Passando dal lavoro alla previdenza la sostanza non cambia. Perché lo squilibrio generazionale permane. Anzi, semmai il gap si amplia ancor di più rispetto al piano puramente occupazionale.
Il trattamento economico di cui beneficiano mediamente i pensionati di oggi, infatti, con ogni probabilità resterà pura utopia per gli attuali trentenni, che lasceranno il lavoro tra qualche decennio (comunque più tardi sia dei loro nonni sia dei loro genitori) e dovranno fare i conti con un assegno per la vecchiaia assai inferiore.

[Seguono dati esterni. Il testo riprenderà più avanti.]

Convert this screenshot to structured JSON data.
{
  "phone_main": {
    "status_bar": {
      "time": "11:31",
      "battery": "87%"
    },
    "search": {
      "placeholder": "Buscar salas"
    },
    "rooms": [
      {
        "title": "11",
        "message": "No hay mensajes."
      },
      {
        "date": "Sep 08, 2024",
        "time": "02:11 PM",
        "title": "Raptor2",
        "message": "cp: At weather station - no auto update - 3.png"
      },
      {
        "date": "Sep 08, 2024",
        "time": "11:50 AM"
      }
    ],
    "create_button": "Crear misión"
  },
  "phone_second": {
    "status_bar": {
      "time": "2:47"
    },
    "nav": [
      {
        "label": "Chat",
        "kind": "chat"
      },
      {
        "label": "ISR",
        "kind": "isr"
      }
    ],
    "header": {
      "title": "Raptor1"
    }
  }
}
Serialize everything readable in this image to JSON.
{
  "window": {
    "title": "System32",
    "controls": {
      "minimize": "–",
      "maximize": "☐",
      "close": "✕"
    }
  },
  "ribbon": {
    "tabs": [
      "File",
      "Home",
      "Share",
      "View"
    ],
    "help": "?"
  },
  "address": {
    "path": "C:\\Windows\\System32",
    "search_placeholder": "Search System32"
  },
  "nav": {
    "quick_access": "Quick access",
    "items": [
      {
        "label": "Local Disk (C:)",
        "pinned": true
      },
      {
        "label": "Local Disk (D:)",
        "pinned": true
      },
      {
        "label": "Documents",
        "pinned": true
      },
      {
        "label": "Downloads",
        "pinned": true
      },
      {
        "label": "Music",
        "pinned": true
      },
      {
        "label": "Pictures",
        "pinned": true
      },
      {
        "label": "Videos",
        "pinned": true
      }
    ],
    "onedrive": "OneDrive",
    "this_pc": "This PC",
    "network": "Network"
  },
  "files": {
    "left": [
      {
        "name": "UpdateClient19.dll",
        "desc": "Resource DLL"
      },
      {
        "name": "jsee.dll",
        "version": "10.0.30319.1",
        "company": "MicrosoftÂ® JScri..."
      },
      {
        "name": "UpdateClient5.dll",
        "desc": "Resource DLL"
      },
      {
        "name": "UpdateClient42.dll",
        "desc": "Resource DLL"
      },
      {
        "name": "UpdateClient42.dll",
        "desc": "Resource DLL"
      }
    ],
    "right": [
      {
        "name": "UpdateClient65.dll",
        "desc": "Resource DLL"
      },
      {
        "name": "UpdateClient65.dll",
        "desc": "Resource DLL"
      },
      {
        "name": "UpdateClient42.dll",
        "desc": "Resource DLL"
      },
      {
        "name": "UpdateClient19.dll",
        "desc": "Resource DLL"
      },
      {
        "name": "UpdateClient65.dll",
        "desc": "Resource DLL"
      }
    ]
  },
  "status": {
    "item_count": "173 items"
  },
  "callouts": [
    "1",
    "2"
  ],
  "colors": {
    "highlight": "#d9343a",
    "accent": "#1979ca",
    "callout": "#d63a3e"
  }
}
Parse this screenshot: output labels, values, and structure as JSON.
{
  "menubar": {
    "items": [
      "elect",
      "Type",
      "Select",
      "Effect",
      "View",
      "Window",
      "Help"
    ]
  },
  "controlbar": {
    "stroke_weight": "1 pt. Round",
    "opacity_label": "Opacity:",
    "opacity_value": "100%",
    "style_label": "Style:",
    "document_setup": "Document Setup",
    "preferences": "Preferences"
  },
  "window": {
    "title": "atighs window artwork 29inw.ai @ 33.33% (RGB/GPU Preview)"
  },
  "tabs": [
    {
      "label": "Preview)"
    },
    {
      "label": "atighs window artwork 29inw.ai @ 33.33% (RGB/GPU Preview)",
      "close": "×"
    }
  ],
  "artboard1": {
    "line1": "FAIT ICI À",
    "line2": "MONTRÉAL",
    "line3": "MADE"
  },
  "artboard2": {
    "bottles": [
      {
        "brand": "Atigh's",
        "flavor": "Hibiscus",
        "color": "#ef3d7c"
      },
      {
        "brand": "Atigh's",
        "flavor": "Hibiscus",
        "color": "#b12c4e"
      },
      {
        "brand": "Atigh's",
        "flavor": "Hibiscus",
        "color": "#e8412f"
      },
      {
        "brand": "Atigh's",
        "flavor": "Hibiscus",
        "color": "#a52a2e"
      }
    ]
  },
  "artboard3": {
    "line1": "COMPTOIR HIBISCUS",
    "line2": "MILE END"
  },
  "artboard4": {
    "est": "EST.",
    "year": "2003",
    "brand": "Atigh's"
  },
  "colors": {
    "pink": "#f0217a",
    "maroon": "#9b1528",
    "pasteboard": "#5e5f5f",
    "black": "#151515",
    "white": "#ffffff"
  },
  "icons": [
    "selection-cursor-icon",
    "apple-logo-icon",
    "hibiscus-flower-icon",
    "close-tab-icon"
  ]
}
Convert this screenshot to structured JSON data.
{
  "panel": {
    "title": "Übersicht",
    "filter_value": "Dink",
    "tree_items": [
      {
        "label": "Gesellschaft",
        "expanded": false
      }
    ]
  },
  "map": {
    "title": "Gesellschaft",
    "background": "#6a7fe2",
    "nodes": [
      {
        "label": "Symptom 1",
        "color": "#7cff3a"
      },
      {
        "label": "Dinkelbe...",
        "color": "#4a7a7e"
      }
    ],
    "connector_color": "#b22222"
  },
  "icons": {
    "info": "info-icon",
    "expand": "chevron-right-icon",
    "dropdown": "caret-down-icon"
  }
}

Tale disparità di condizioni tra chi in pensione c’è adesso e coloro che ci andranno tra un bel po’ di tempo è uno dei tanti spunti interessanti emersi con la diffusione del rapporto Ocse "Pensions at a Glance 2015", presentato a un convegno dell’Inps. Dall’analisi del dossier che fotografa i sistemi previdenziali dei vari Stati dell’area Ocse, risulta come – con un’aliquota del 33% – l’Italia sia il Paese con il più alto peso dei contributi pensionistici sul la voro dipendente. Non solo: la spesa previdenziale è al 15,7% dell’intero Pil, ovvero a una quota quasi doppia rispetto alla media generale (8,4%).
A questi due andamenti si aggiunge un terzo fattore, che consiste nella sentenza della Corte Costituzionale sul blocco della perequazione delle pensioni oltre tre volte il minimo (sopra i 1.500 euro al mese) nel 2012-2013 e nei rimborsi parziali decisi dal governo. Secondo l’organizzazione di Parigi, «senza ulteriori risorse nel breve periodo si rischia un impatto sostanziale sulla spesa pubblica».
L’Osce dunque evidenzia alcune criticità nazionali. E sostiene che le riforme hanno sì migliorato la sostenibilità finanziaria del sistema, grazie all’aumento dell’età pensionabile e alla perequazione tra donne e uomini, ma l’invecchiamento della popolazione continuerà a esercitare pressione sul finanziamento. Nascono da questa considerazione sia l’invito a mettere in campo «ulteriori sforzi» sia l’avviso a presentare attenzione ai contributi obbligatori elevati che «possono abbassare l’occupazione complessiva e aumentare il sommerso».
Con l’Italia che ha le entrate contributive più elevate in rapporto al Pil, quindi, gli anziani godono di buone condizioni di vita rispetto alla popolazione (il reddito degli over 65 italiani è pari al 95,6% della media nazionale), mentre il rischio povertà si trasferisce ai giovani. I nati nella prima metà degli anni Ottanta corrono il serio pericolo di non avere in futuro un assegno pensionistico adeguato. A lanciare l’allarme – con tanto di simulazioni di assegni previdenziali per chi andrà in pensione nel 2050 – è il presidente dell’Inps Tito Boeri: «Nell’ipotesi di un tasso di crescita del Pil dell’1%, molti trentenni dovranno lavorare anche fino a 75 anni per andare in pensione. E avranno prestazioni mediamente del 25% più basse. Avremo problemi notevoli di adeguatezza, che sono destinati ad aumentare nel caso di una crescita economica minore. Questo scenario aprirà anche una questione molto seria di povertà per chi perderà il lavoro prima dei 70 anni».
La preoccupazione di Boeri nasce dai numeri. Secondo i calcoli dell’Inps, chi è nato nel 1980 riscuoterà mediamente una pensione nel 2050 pari a 1.593 euro, contro l’importo medio di 1.703 euro percepito oggi da chi è nato nel 1945. Occorre tuttavia tenere conto, aggiunge Boeri, del fatto che chi è in pensione attualmente sta ricevendo il trattamento per un periodo molto più lungo rispetto a chi la riceverà in futuro. Perciò l’istituto ha calcolato un «importo medio comparabile» che è pari a 2.106 euro. A penalizzare le giovani generazioni sono le regole del contributivo, per cui se non si raggiunge un certo ammontare di prestazione prima dell’età pensionabile si rischiano somme da fame. Come avviene purtroppo ancora di frequente sul mercato del lavoro, altra categoria che sarà penalizzata in futuro per la pensione è quella delle mamme.
L’Italia, sottolinea l’Ocse, è – insieme a Germania, Islanda e Portogallo – il Paese europeo dove una donna che trascorre cinque anni fuori dal mercato del lavoro per badare ai propri figli subirà, una volta in pensione, le conseguenze più pesanti. Sempre secondo uno studio dell’Inps, se le donne tra i trenta e i quaranta anni decidessero tutte di avere un figlio, una su tre si dovrebbe accontentare nel 2050 di una pensione di appena 750 euro.